Censors silenced him anyway, swiftly wiping his post from the internet.
As China’s rubber-stamp legislature prepares to approve constitutional changes abolishing term limits for the president today, signs of dissent and biting satire have been all but snuffed out. The stifling censorship leaves intellectuals, young white-collar workers and retired veterans of past political campaigns using roundabout ways to voice their concerns. For many, it’s a foreshadowing of greater political repression ahead.
The result has been a surreal political atmosphere laced with fear, confusion and even moments of dark comedy that undermines the picture of swelling popular support for the measure being peddled relentlessly by state media.
“There’s a lot of fear,” said Ma, who writes under the pen name Old Ghost. “People know that Xi’s about to become the emperor, so they don’t dare cross his path. Most people are just watching, observing.”
Once passed, the constitutional amendment would upend a system enacted by former Chinese leader Deng Xiaoping in 1982 to prevent a return to the bloody excesses of a lifelong dictatorship typified by Mao Zedong’s chaotic 1966-1976 Cultural Revolution.

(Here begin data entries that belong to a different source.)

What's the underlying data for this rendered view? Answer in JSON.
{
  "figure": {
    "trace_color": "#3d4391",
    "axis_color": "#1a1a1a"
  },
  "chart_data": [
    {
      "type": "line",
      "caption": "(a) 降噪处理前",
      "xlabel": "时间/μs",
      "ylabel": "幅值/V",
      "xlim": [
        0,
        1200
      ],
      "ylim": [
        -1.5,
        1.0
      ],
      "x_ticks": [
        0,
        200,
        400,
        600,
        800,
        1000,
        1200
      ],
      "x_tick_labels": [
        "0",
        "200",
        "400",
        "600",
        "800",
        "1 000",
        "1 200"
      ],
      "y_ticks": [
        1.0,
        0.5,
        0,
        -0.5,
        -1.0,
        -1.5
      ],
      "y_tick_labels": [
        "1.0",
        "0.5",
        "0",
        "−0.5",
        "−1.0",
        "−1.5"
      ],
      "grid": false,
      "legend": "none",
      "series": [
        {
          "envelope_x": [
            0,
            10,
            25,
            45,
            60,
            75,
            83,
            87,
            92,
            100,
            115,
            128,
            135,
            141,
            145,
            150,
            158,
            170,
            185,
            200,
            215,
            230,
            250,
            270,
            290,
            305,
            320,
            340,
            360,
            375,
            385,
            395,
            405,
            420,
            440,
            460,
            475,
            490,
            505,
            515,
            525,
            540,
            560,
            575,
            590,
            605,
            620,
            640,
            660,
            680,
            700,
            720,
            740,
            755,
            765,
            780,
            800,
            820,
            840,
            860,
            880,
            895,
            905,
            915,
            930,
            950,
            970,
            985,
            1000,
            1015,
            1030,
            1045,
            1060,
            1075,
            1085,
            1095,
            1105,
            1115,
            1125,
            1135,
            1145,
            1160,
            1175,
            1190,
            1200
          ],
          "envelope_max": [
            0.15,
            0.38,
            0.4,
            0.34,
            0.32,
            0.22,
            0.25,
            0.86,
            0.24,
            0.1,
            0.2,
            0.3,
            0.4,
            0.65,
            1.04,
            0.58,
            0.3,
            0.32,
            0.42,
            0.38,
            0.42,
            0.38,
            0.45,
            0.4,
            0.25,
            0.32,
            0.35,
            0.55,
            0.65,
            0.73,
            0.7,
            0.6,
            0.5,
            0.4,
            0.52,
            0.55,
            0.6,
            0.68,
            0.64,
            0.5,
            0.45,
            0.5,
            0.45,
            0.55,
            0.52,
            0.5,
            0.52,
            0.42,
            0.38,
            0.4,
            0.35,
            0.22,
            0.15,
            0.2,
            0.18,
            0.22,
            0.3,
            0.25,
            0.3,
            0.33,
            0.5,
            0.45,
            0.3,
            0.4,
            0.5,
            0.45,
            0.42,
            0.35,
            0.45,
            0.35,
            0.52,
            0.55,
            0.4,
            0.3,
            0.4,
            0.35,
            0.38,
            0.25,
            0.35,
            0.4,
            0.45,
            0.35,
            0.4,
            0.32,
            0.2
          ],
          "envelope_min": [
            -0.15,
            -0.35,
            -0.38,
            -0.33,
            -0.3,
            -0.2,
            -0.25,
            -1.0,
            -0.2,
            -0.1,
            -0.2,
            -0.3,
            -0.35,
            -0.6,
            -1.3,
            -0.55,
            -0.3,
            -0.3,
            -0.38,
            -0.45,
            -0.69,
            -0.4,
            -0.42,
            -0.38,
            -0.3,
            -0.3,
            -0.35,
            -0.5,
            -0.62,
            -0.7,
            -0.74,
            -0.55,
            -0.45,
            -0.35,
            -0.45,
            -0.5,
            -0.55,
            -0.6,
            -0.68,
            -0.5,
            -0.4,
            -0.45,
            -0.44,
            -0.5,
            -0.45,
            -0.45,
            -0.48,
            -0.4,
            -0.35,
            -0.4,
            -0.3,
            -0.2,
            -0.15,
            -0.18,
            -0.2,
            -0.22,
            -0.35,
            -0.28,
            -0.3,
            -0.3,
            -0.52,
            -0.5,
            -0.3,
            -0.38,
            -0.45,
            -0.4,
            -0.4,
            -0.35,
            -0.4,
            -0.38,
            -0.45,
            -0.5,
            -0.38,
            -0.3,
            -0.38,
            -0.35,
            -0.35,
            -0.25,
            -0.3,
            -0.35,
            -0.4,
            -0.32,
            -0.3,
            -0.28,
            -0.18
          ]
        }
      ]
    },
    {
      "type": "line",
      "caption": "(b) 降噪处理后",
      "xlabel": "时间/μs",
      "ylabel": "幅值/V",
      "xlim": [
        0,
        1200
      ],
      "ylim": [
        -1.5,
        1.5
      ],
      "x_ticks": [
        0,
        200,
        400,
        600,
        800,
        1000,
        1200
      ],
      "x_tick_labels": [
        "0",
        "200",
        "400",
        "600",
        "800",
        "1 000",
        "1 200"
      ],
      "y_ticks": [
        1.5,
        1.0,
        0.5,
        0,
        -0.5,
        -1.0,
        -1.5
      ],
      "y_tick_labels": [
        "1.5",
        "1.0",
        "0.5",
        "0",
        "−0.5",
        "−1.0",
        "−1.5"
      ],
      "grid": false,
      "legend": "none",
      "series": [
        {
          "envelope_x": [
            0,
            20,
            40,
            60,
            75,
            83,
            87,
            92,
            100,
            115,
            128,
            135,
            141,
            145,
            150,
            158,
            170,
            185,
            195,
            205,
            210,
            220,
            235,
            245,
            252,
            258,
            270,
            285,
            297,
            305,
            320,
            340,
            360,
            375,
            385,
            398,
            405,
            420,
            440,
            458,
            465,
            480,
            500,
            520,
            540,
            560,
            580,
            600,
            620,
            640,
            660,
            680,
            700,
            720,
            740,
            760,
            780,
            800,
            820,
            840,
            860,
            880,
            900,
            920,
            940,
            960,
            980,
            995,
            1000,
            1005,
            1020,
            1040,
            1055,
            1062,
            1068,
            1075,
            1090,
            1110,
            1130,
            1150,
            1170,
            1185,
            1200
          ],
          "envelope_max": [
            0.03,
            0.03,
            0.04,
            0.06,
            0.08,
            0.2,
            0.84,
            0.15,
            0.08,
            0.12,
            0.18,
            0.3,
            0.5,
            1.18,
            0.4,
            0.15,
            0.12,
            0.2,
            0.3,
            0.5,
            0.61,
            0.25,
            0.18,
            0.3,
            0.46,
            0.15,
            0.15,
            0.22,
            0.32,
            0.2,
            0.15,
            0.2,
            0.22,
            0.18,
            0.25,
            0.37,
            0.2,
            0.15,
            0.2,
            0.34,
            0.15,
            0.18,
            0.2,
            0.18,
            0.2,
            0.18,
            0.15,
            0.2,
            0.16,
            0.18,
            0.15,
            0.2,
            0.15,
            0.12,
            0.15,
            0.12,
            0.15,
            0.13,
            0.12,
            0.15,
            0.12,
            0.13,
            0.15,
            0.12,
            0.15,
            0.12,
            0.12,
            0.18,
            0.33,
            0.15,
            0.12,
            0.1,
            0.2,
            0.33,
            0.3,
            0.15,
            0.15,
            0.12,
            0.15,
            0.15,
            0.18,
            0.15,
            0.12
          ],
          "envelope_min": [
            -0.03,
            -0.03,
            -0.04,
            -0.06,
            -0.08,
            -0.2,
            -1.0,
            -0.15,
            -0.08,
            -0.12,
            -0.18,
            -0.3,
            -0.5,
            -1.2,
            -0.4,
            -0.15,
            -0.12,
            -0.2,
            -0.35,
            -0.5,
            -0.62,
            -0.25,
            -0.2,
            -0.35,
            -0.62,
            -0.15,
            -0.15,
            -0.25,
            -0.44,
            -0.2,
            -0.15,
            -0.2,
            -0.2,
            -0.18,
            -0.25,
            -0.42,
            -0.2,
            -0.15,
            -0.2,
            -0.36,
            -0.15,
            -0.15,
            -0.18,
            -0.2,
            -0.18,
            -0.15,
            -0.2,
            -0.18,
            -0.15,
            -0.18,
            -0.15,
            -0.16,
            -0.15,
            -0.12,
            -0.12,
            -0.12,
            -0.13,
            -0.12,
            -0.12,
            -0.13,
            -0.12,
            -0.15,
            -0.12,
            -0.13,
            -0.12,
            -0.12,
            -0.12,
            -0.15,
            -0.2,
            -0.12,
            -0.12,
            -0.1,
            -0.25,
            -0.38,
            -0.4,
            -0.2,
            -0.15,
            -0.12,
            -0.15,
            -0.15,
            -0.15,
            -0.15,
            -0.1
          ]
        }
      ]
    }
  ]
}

Party media say the proposed amendment is aimed only at bringing the office of the president in line with Xi’s other positions atop the party and the Central Military Commission, which do not impose term limits.
Its passage by the National People’s Congress’ nearly 3,000 hand-picked delegates is all but certain. But observers will be looking to see how many delegates abstain from voting as an indication of the reservations the move has encountered even within the political establishment.
After Ma’s post on Chinese social media went viral two weeks ago, the 70-yearold writer decided to switch to Twitter, which can only be accessed inside China using a virtual private network, to continue issuing warnings about China moving dangerously backward.
“The police have not visited me yet,” he told The Associated Press on Friday from his Beijing home. “But I’m preparing for it.”
Ma remains in the capital, but some well-known dissidents and potential troublemakers already have been “holidayed” — bundled off to faraway cities, their travel expenses paid by state security. Retired elders from the Communist Party’s liberal wing have been warned to stay quiet.
The government’s censorship apparatus had to spring into action after the term limit proposal was unveiled, suppressing keywords on social media ranging from “I disagree” to “shameless” to “Xi Zedong.” Even the letter “N” was blocked after it was used as part of an equation for the number of terms Xi might serve.
Yet, occasionally, dissent has surfaced through the cracks.
On Wednesday, International Women’s Day, law students at the prestigious Tsinghua University in Beijing — Xi’s alma mater — hung red banners that ostensibly celebrated the school’s female classmates but also satirized national politics.
“I love you without any term limits, but if there are, we can just remove them,” read one, while another banner declared that “A country can’t survive without a constitution, we can’t go on without you.”
University administrators weren’t amused. A student witness said the banners were quickly removed and notices posted requiring campus shops to register students who use printers to make large banners.
Chinese studying overseas have been more blunt. Posts in recent days popped up at the University of California, San Diego, with Xi’s picture and the text “Never My President” and spread to more than eight overseas universities, said Lebao Wu, a student at Australian National University in Canberra.